Unfortunately this kind of plain speaking seems beyond British politicians at least. So what we have is a sustained attack on public sector workers. Who, if little else, do actually get up, go to work, pay taxes and spend money and do all the other things that make an economy work. The cause of this one track attack I think lies with our press who do like their easy hate figures. If you want proof look at the last two years as they have moved from Ross and brand to bankers to Social Workers to MPs to Gordon Brown…repeat.

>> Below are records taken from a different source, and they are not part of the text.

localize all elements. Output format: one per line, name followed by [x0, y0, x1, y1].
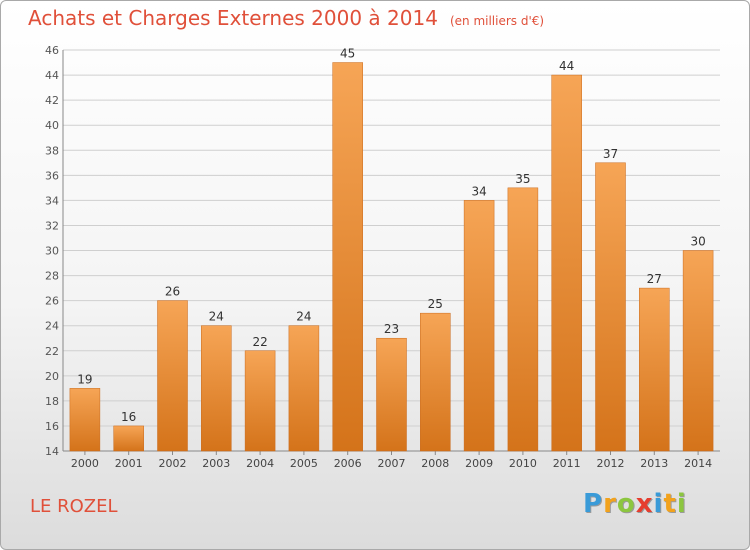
chart-subtitle: (en milliers d'€)	[449, 14, 545, 28]
x-tick-label: 2007	[378, 457, 406, 470]
x-tick-label: 2010	[509, 457, 537, 470]
bar-2010	[507, 187, 539, 452]
x-tick-label: 2004	[246, 457, 274, 470]
bar-2000	[69, 388, 101, 452]
x-tick-label: 2009	[465, 457, 493, 470]
x-tick-label: 2012	[597, 457, 625, 470]
bar-2003	[201, 325, 232, 452]
logo-letter: r	[603, 489, 617, 519]
proxiti-logo: Proxiti	[583, 489, 687, 519]
data-label: 16	[121, 410, 136, 424]
data-label: 45	[340, 47, 355, 61]
y-tick-label: 30	[45, 245, 59, 258]
bar-2008	[420, 312, 451, 452]
y-tick-label: 22	[45, 345, 59, 358]
data-label: 24	[209, 310, 224, 324]
x-tick-label: 2006	[334, 457, 362, 470]
bar-2001	[113, 425, 144, 452]
y-tick-label: 32	[45, 219, 59, 232]
y-tick-label: 16	[45, 420, 59, 433]
chart-title: Achats et Charges Externes 2000 à 2014	[28, 6, 438, 30]
y-tick-label: 18	[45, 395, 59, 408]
data-label: 34	[471, 184, 486, 198]
bar-2002	[157, 300, 188, 452]
x-tick-label: 2005	[290, 457, 318, 470]
y-tick-label: 24	[45, 320, 59, 333]
y-tick-label: 40	[45, 119, 59, 132]
data-label: 19	[77, 372, 92, 386]
bar-2013	[639, 287, 670, 452]
data-label: 35	[515, 172, 530, 186]
y-tick-label: 28	[45, 270, 59, 283]
x-tick-label: 2008	[421, 457, 449, 470]
y-tick-label: 26	[45, 295, 59, 308]
data-label: 23	[384, 322, 399, 336]
place-name: LE ROZEL	[30, 496, 118, 517]
y-tick-label: 34	[45, 194, 59, 207]
bar-2012	[595, 162, 626, 452]
data-label: 24	[296, 310, 311, 324]
bar-2005	[288, 325, 320, 452]
data-label: 22	[252, 335, 267, 349]
data-label: 30	[690, 235, 705, 249]
data-label: 25	[428, 297, 443, 311]
x-tick-label: 2002	[159, 457, 187, 470]
logo-letter: P	[583, 489, 604, 519]
y-tick-label: 42	[45, 94, 59, 107]
x-tick-label: 2001	[115, 457, 143, 470]
bar-2009	[463, 200, 495, 452]
bar-2014	[682, 250, 714, 452]
data-label: 27	[647, 272, 662, 286]
y-tick-label: 20	[45, 370, 59, 383]
logo-letter: x	[635, 489, 654, 519]
logo-letter: t	[663, 489, 677, 519]
bar-2004	[244, 350, 276, 452]
logo-letter: i	[676, 489, 687, 519]
x-tick-label: 2014	[684, 457, 712, 470]
y-tick-label: 46	[45, 44, 59, 57]
x-tick-label: 2000	[71, 457, 99, 470]
y-tick-label: 14	[45, 445, 59, 458]
data-label: 44	[559, 59, 574, 73]
logo-letter: o	[616, 489, 636, 519]
logo-letter: i	[653, 489, 664, 519]
bar-2011	[551, 74, 582, 452]
y-tick-label: 36	[45, 169, 59, 182]
x-tick-label: 2013	[640, 457, 668, 470]
axes: 14 16 18 20 22 24 26 28 30 32 34 36 38 40 42 44 46 2000 20…	[45, 44, 720, 470]
data-label: 26	[165, 285, 180, 299]
y-tick-label: 44	[45, 69, 59, 82]
x-tick-label: 2003	[202, 457, 230, 470]
x-tick-label: 2011	[553, 457, 581, 470]
bar-2006	[332, 62, 363, 452]
data-labels: 19 16 26 24 22 24 45 23 25 34 35 44 37 27 30	[77, 47, 705, 424]
y-tick-label: 38	[45, 144, 59, 157]
bars	[69, 62, 714, 452]
title-block: Achats et Charges Externes 2000 à 2014 (e…	[28, 6, 544, 30]
data-label: 37	[603, 147, 618, 161]
bar-2007	[376, 337, 407, 452]
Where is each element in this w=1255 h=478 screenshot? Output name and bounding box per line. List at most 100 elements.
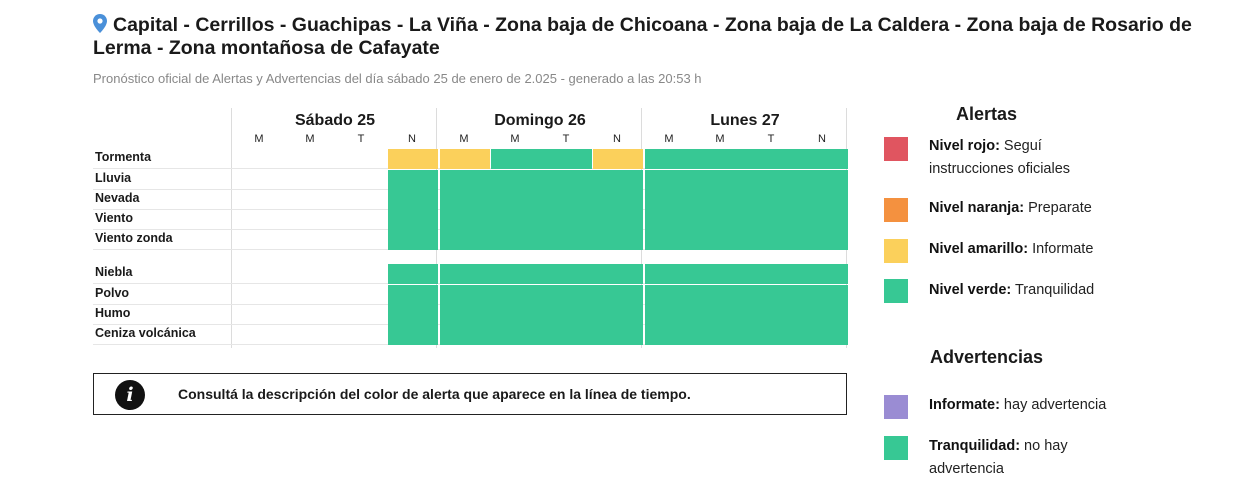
alert-cell-green: [747, 264, 798, 284]
legend-swatch: [884, 198, 908, 222]
legend-swatch: [884, 137, 908, 161]
alert-cell-green: [388, 264, 438, 284]
alerts-legend-title: Alertas: [956, 104, 1018, 124]
row-label: Viento zonda: [95, 231, 173, 245]
alert-cell-green: [440, 190, 491, 210]
shift-label: M: [664, 133, 674, 145]
legend-item: Nivel rojo: Seguí instrucciones oficiale…: [929, 135, 1129, 181]
shift-label: M: [254, 133, 264, 145]
shift-label: T: [357, 133, 365, 145]
alert-cell-green: [491, 285, 542, 305]
alert-cell-green: [593, 305, 643, 325]
alert-cell-green: [798, 170, 848, 190]
legend-item: Tranquilidad: no hay advertencia: [929, 435, 1129, 478]
legend-swatch: [884, 239, 908, 263]
legend-item: Informate: hay advertencia: [929, 394, 1129, 417]
legend-swatch: [884, 279, 908, 303]
alert-cell-green: [798, 190, 848, 210]
alert-cell-green: [645, 325, 696, 345]
alert-cell-green: [440, 264, 491, 284]
legend-level: Informate:: [929, 397, 1000, 413]
row-label: Niebla: [95, 265, 133, 279]
row-label: Humo: [95, 306, 131, 320]
alert-cell-green: [747, 305, 798, 325]
alert-cell-green: [696, 149, 747, 169]
alert-cell-green: [491, 230, 542, 250]
alert-cell-green: [440, 285, 491, 305]
alert-cell-green: [491, 190, 542, 210]
legend-desc: Tranquilidad: [1011, 282, 1095, 298]
alert-cell-green: [440, 305, 491, 325]
alert-cell-green: [593, 285, 643, 305]
alert-cell-green: [645, 264, 696, 284]
row-label: Polvo: [95, 286, 130, 300]
row-label: Nevada: [95, 191, 140, 205]
alert-cell-green: [542, 190, 593, 210]
alert-cell-green: [542, 170, 593, 190]
alert-cell-green: [747, 210, 798, 230]
alert-cell-green: [696, 190, 747, 210]
alert-cell-green: [388, 170, 438, 190]
legend-desc: no hay advertencia: [929, 438, 1068, 477]
alert-cell-green: [593, 230, 643, 250]
alert-cell-green: [542, 149, 592, 169]
alert-cell-green: [798, 285, 848, 305]
info-icon: i: [115, 380, 145, 410]
alert-cell-green: [798, 210, 848, 230]
alert-cell-green: [645, 190, 696, 210]
alert-cell-green: [798, 305, 848, 325]
alert-cell-yellow: [440, 149, 490, 169]
alert-cell-green: [542, 285, 593, 305]
alert-cell-green: [542, 264, 593, 284]
day-separator: [231, 108, 232, 348]
alert-cell-yellow: [388, 149, 438, 169]
legend-level: Tranquilidad:: [929, 438, 1021, 454]
shift-label: N: [408, 133, 416, 145]
alert-cell-green: [696, 285, 747, 305]
row-label: Ceniza volcánica: [95, 326, 196, 340]
alert-cell-green: [491, 305, 542, 325]
row-label: Tormenta: [95, 150, 152, 164]
alert-cell-green: [440, 210, 491, 230]
alert-cell-green: [440, 230, 491, 250]
alert-cell-green: [542, 325, 593, 345]
legend-swatch: [884, 395, 908, 419]
alert-cell-green: [747, 325, 798, 345]
alert-cell-green: [645, 149, 696, 169]
alert-cell-green: [542, 210, 593, 230]
shift-label: T: [562, 133, 570, 145]
alert-cell-green: [542, 230, 593, 250]
alert-cell-green: [696, 305, 747, 325]
location-pin-icon: [93, 14, 107, 33]
legend-desc: Informate: [1028, 241, 1094, 257]
alert-cell-green: [593, 264, 643, 284]
alert-cell-green: [593, 190, 643, 210]
alert-cell-green: [491, 210, 542, 230]
alert-cell-green: [645, 170, 696, 190]
alert-cell-yellow: [593, 149, 643, 169]
alert-cell-green: [491, 149, 542, 169]
legend-swatch: [884, 436, 908, 460]
alert-cell-green: [593, 170, 643, 190]
legend-item: Nivel verde: Tranquilidad: [929, 279, 1129, 302]
day-header: Sábado 25: [294, 112, 376, 129]
alert-cell-green: [645, 305, 696, 325]
day-header: Domingo 26: [494, 112, 586, 129]
warnings-legend-title: Advertencias: [930, 347, 1044, 367]
legend-item: Nivel naranja: Preparate: [929, 197, 1129, 220]
alert-cell-green: [696, 325, 747, 345]
alert-cell-green: [696, 170, 747, 190]
alert-cell-green: [388, 305, 438, 325]
alert-timeline: Sábado 25 M M T N Domingo 26 M M T N Lunes 27 M M T N T…: [93, 108, 848, 348]
alert-cell-green: [388, 230, 438, 250]
legend-item: Nivel amarillo: Informate: [929, 238, 1129, 261]
title-text: Capital - Cerrillos - Guachipas - La Viñ…: [93, 14, 1192, 59]
alert-cell-green: [696, 264, 747, 284]
alert-cell-green: [747, 190, 798, 210]
legend-desc: Seguí instrucciones oficiales: [929, 138, 1071, 177]
alert-cell-green: [798, 149, 848, 169]
alert-cell-green: [747, 149, 798, 169]
alert-cell-green: [491, 170, 542, 190]
alert-cell-green: [696, 230, 747, 250]
alert-cell-green: [440, 325, 491, 345]
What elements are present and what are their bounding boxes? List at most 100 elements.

And while this goes on we have the other story of Iran. Who may or may not be developing nuclear weapons. I have always thought that it is more than a little hypocritical of the rest of the world to lecture Iran while holding nuclear weapons themselves. I have heard various politicians and commentators try to justify this. But at heart it is simple hypocrisy. I have these arguments with my daughter who regularly points out what a hypocrite I am (although she is 6 and does not know the word hypocrite). I am left floundering and end up just feeling I have a right to be a hypocrite because I am an adult and that’s what 99% of us are. However I do realise how facile this argument. It is no less facile when it is elevated from an argument with a six year old to an argument between sovereign states.

Then we come to the elephant of the title. With all this talk of the deficit wouldn’t it make sense to scrap Trident. Even some of the generals, hardly wet lefties, have questioned their usefulness. So why keep it ? The money would ease the deficit, even if half of it was spent on the equipment our soldiers are lacking and would actually give us some moral authority when negotiating with Iran. Trident is the elephant in the room which could help solve so many problems.

World Cup Fever

Well we’re all going a bit silly over here again about England. With half the country declaring we will win and the other half saying we can’t win. The truth is both of those points of view are wrong. England are at best a quarter final team. However once we are there…who knows.